Or, at least it had been the last time Kurt had been there.

The next picture he pulls out of the envelope instantly has him tearing up. It's a picture of himself, sitting by the large window in their living room, looking off into the distance. He thinks it was taken five or so years ago, but he isn't exactly sure. Kurt doesn't really remember what he was thinking about when the picture was taken, but he does remember hearing the shutter of the camera and turning around to face Blaine, deep frown firmly in place.

“What are you doing?” he'd asked. Blaine smiled sheepishly, placing the camera down on the coffee table and making his way over to where Kurt sat.

“I couldn't help it,” he said, “You looked so beautiful sitting there, staring off into the distance.”
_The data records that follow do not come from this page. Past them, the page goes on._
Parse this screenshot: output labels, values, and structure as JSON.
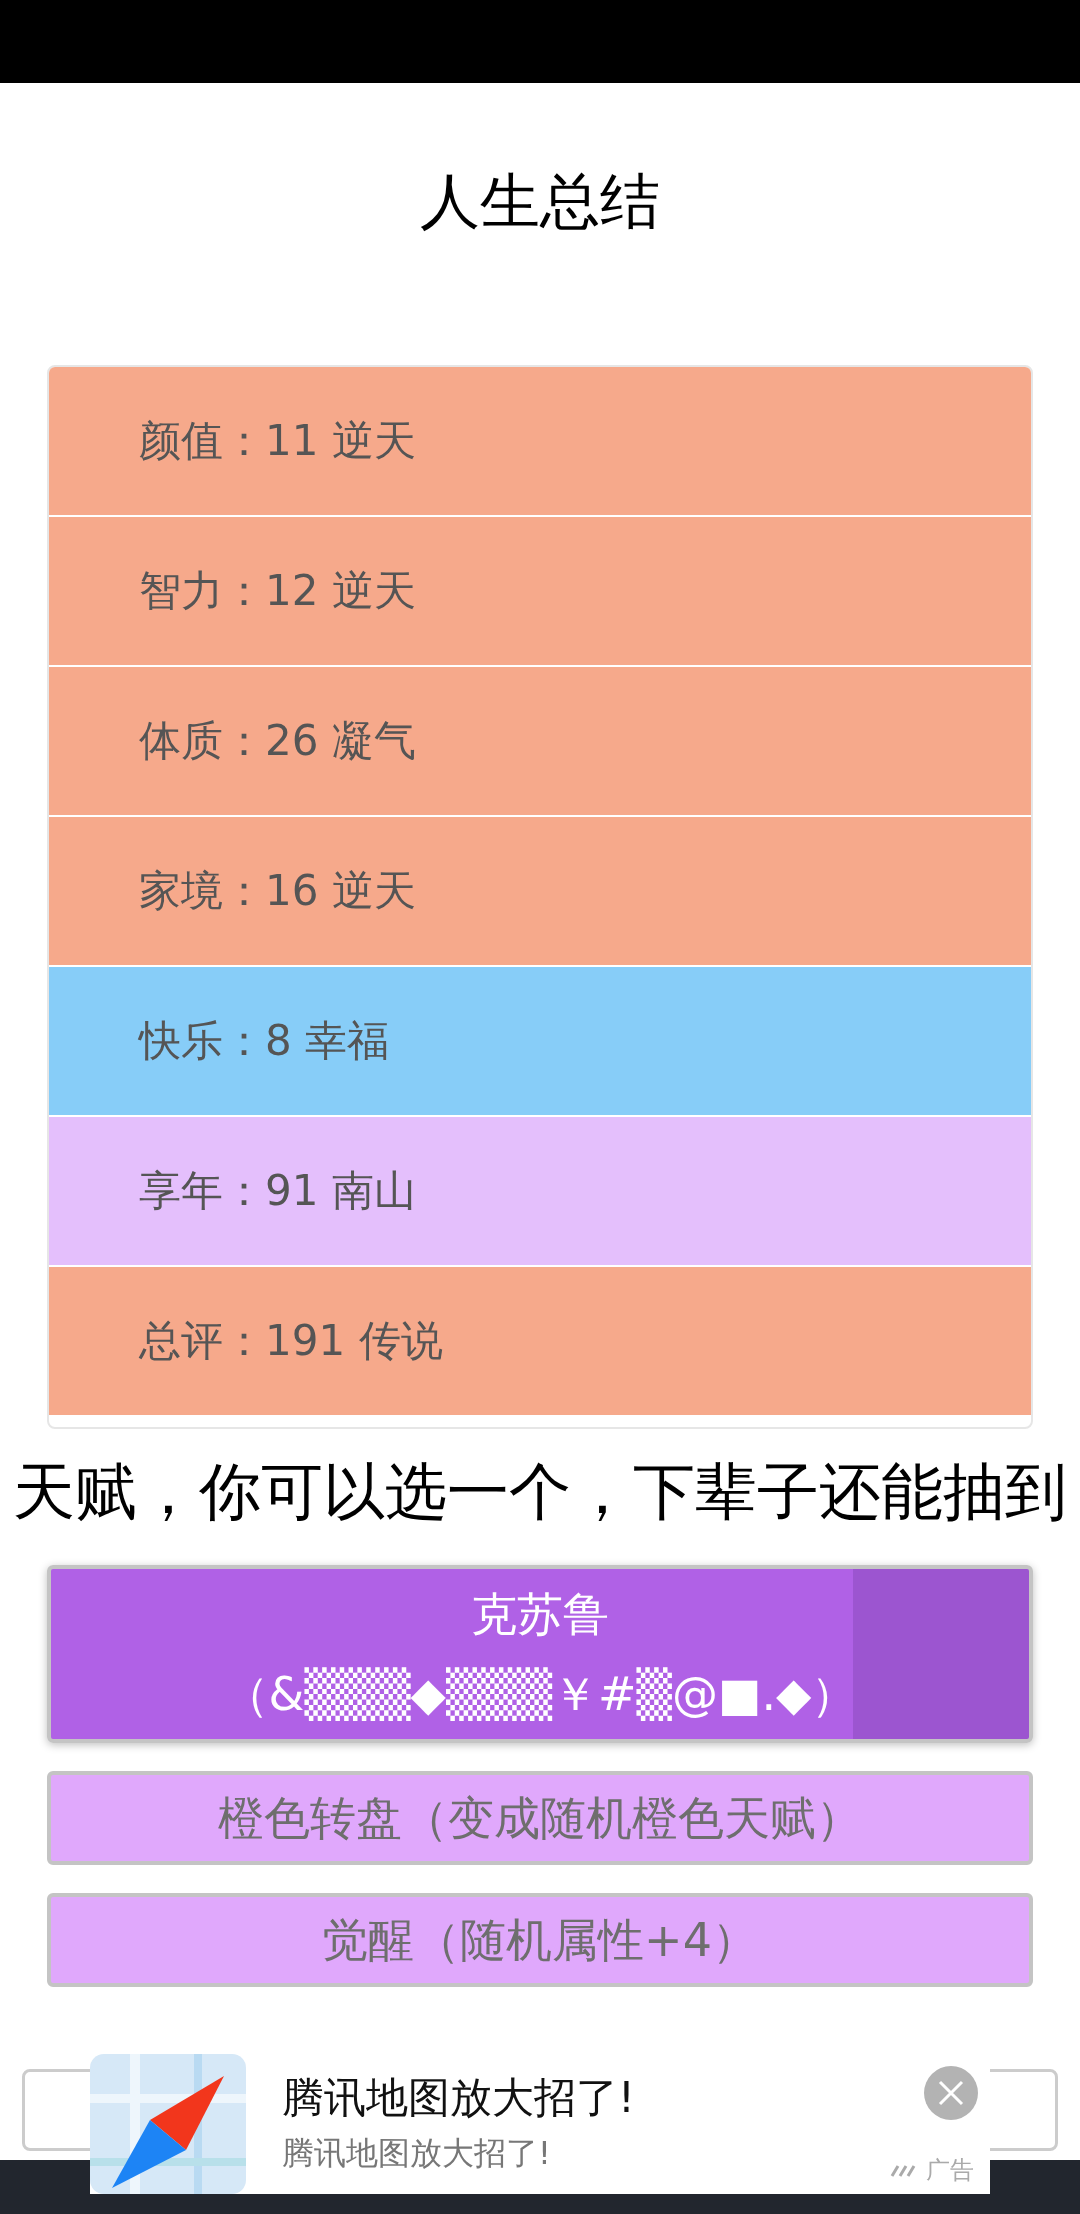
{
  "title": "人生总结",
  "stats": [
    {
      "text": "颜值：11 逆天",
      "color": "#f6a98b"
    },
    {
      "text": "智力：12 逆天",
      "color": "#f6a98b"
    },
    {
      "text": "体质：26 凝气",
      "color": "#f6a98b"
    },
    {
      "text": "家境：16 逆天",
      "color": "#f6a98b"
    },
    {
      "text": "快乐：8 幸福",
      "color": "#87cdf8"
    },
    {
      "text": "享年：91 南山",
      "color": "#e4bffc"
    },
    {
      "text": "总评：191 传说",
      "color": "#f6a98b"
    }
  ],
  "heading": "天赋，你可以选一个，下辈子还能抽到",
  "talents": [
    {
      "name": "克苏鲁",
      "note": "（&▒▒▒◆▒▒▒￥#▒@■.◆）",
      "selected": true
    },
    {
      "name": "橙色转盘（变成随机橙色天赋）",
      "selected": false
    },
    {
      "name": "觉醒（随机属性+4）",
      "selected": false
    }
  ],
  "ad": {
    "title": "腾讯地图放大招了!",
    "subtitle": "腾讯地图放大招了!",
    "badge": "广告"
  }
}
Kurt scoffed, “I look like a prune.”

Blaine just shook his head, took Kurt's hand in his, and kissed the wrinkled skin softly. “You look beautiful.”

Kurt wipes a tear from his eyes, taping the picture to the scrapbook. He wishes he'd told Blaine that he was beautiful more often. His husband never wasted a moment to remind Kurt how attractive he found him, even in their old age. In Kurt's mind, Blaine just grew more handsome as he got older, but he knows he didn't tell Blaine nearly as often as he should have.

There's still time though. He still has time.

There are only three pictures left in the envelope. Kurt places two on one page, smiling softly and sniffling as he does.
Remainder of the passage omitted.